Of course there is nothing now that the aging hippies can do
about all this; the evil genie was out of their control as soon
as it emerged from the bottle. So why am I saying these things,
and what do I want? Public confession and recantation from a lot
of fifty-something men with gray pony tails would be of no use
now. I suppose what I’m after is, simply, a clearing of the
air, something like what has been called, in reference to the
crimes of Communism, the purification of memory. I want it
understood and acknowledged that a kind of crime occurred, in
which dangerous foolishness was set loose, to the terrible and
continuing harm of many. And I have the sense that in some
obscure way the moral progress of our society is inhibited by the
lack of this acknowledgement.
And if these reasons are too vague, I have more immediate and
concrete ones. Over the past summer two families of my
acquaintance endured the death of a son from a drug overdose. I
don’t know either of the families intimately but I do know
they were both stable and as far as I know healthy, and that the
young men were not, prior to their involvement with drugs,
pathological in any apparent way. In short these were not the
sort of deaths that can be explained by easy references to
poverty and family breakdown.
No parent needs any prompting from me to imagine what these
families are suffering. After the second of these deaths I
started making a mental list of the number of people I know who
have died or been seriously damaged by drugs. It grew appallingly
long. I began to wonder if any family has been untouched. When I
remember the way drugs were advanced in the ‘60s as part
and parcel of liberation, I am sickened and angered. And
I’m ashamed of the part I played in what I am beginning to
think of as the Stupid Revolution. (As I related in my
autobiographical essay, my involvement with drugs was pretty
limited, but that was due more to a constitutional inability to
enjoy them, not to any good sense on my part.)
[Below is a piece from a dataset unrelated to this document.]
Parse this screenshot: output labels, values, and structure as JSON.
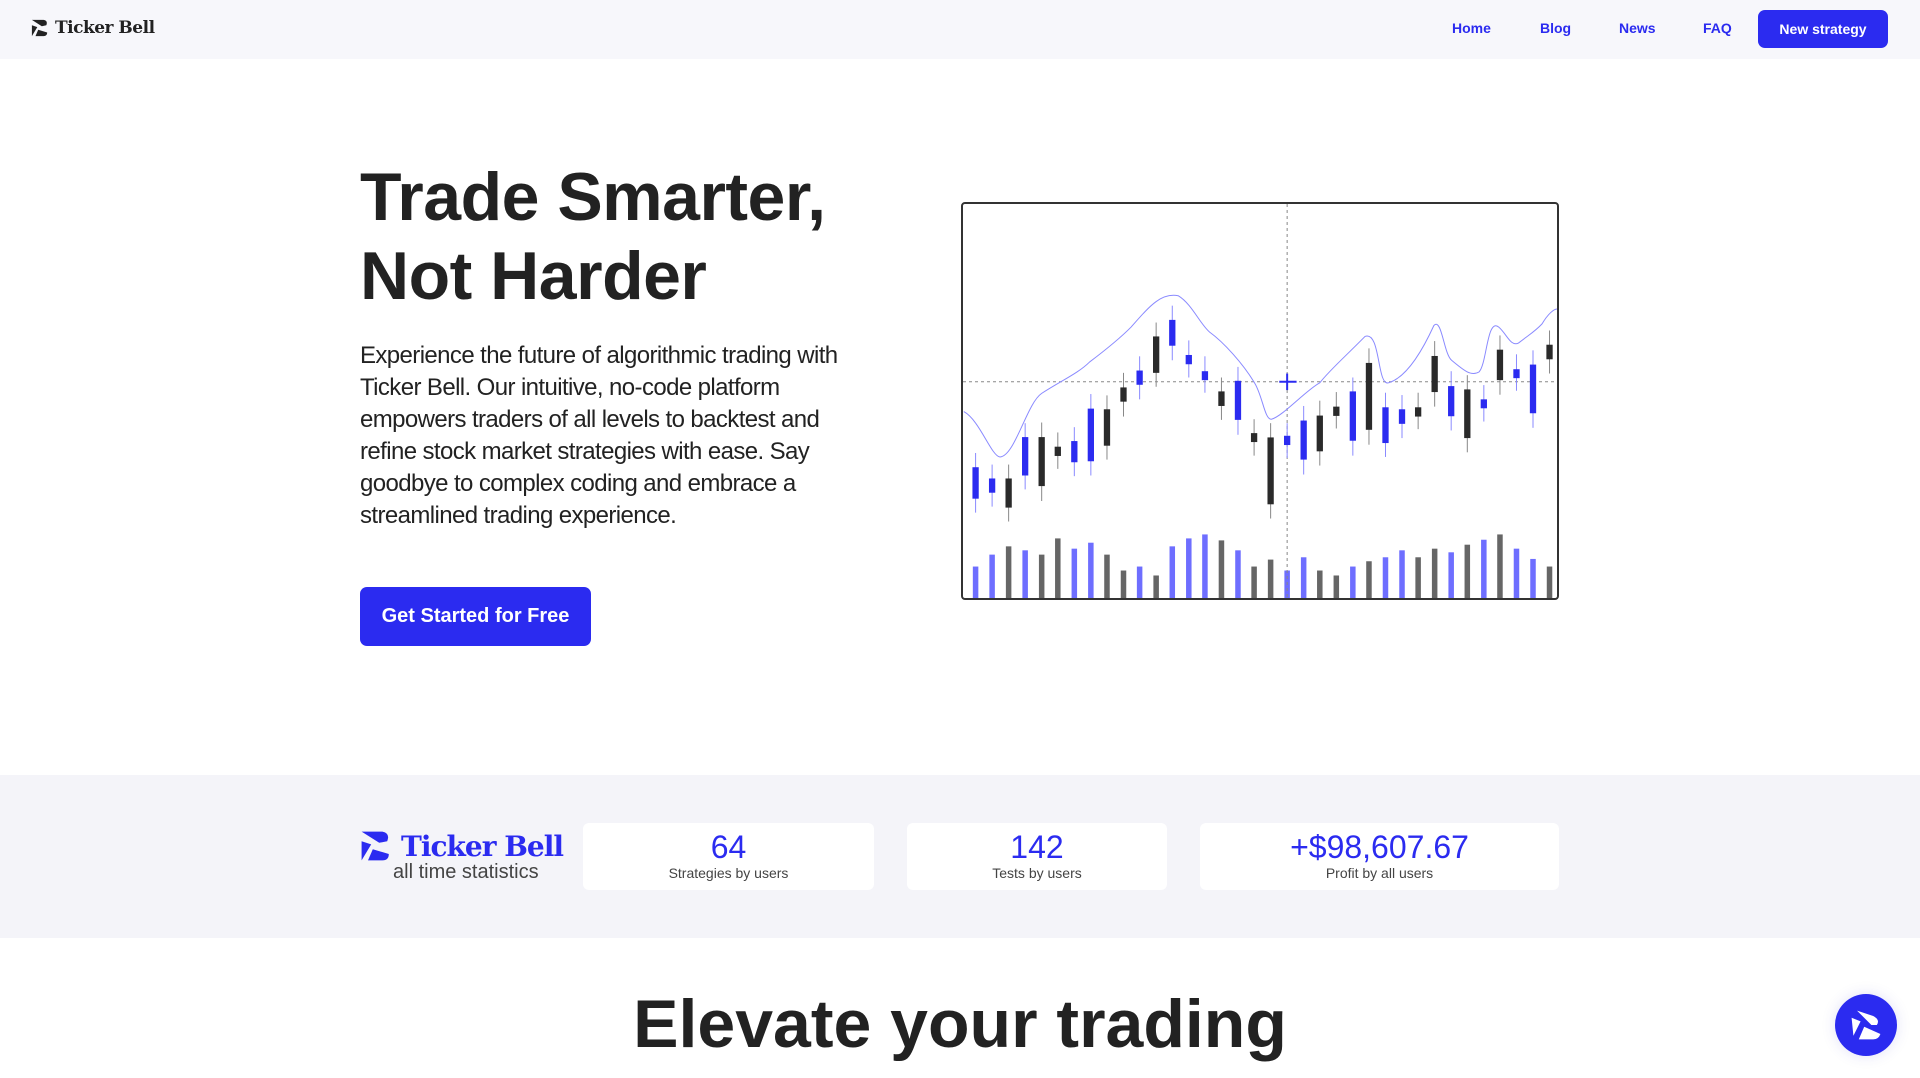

One of the Mardi Gras societies of Mobile, the Order of Myths
(no, I don’t know how they come up with these names), is
traditionally the last one to parade on Mardi Gras Day. (We use
this redundant term to distinguish the actual Tuesday from the
weeks-long season leading up to it.) One of their floats carries
a strange device which seems a bit macabre when you first see it
in the middle of the festivities: a pole around which revolve two
figures, a skeleton and a fool in cap and bells, with the legend
Folly Chasing Death. It’s a perfect end to the
silliness (and, to be honest, the occasional sin) of Mardi Gras,
and a good beginning for the seriousness of Lent.
It’s also a perfect epitaph for the sex-and-drugs
movement. In the end, real folly is no laughing matter.